Anyway, it was a huge class, in a gigantic lecture hall, but Prof. Karpf had this neat little system set up, where you could sign up to eat lunch with him. Every week, he would have lunch with a group of about 4 students, so that -- over time -- everyone who wanted to would get a chance to actually get to know him a bit. So I did this, and had a great time talking with him over lunch. Really nice guy, and extremely interesting.
At the next class meeting, I got there early (as always) and settled into my seat. Prof. Karpf showed up and began drawing a cell nucleus on the chalk board, including little diagrams of tRNA (which we were studying at the time). He was mostly facing away from us while he drew on the chalkboard, but I kept thinking, "He looks weird. I just had lunch with this guy. Why do I not recognize him?"

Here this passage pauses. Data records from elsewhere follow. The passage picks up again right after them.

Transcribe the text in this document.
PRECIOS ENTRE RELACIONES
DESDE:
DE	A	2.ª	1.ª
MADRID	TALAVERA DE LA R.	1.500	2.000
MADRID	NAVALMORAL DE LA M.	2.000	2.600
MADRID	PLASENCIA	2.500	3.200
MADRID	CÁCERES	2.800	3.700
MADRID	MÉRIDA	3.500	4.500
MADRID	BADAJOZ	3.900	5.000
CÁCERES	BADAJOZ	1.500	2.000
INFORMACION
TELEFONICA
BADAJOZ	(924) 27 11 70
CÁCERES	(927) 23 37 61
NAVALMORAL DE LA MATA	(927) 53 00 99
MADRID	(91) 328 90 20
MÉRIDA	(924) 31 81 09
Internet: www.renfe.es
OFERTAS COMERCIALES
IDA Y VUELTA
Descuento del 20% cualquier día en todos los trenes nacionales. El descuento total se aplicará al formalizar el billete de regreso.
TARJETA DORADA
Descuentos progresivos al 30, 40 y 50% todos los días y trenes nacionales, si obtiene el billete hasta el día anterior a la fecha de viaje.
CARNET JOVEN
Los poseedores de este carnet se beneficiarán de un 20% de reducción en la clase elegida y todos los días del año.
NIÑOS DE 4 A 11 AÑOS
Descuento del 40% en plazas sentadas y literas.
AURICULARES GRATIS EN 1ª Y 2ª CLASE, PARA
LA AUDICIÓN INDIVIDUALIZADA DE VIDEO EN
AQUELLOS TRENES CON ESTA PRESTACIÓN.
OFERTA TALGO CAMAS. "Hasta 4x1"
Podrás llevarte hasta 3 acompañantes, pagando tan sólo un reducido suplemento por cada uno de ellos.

He was dressed the same as always, with these funny suspenders. And he has very recognizable hair, extremely curly and balding. I just kept staring at him and trying to figure out what was different. I was only about half-way back in the lecture hall, so I could see him pretty clearly. It was very weird and disconcerting.
So eventually it was time for class to start, and Prof. Karpf started lecturing, same as always. He started talking about tRNA, mostly just summarizing what we'd discussed in the previous lecture. After a couple minutes, he asked if anyone had any questions about the stuff he'd already covered. No one raised a hand. He nodded and turned around to go to his diagrams on the chalkboard, and then someone in the last row spoke up and said really loudly, "I have a question, professor."
We all turned to look, and the person in the last row stood up ... and it was Professor Karpf! WTF? He came walking down to the front of the class and explained that his identical twin brother was in town for a few days, and so he'd thought it would be funny to dress him up and bring him in to fool us.
See? Now that's the kind of prank I actually find amusing. No students were hurt in the making of this prank, but -- almost 15 years later -- I still remember every detail. I still remember the tRNA diagram on the chalkboard. I still chuckle when I remember that moment when he stood up in the back of the class. Everyone was so shocked!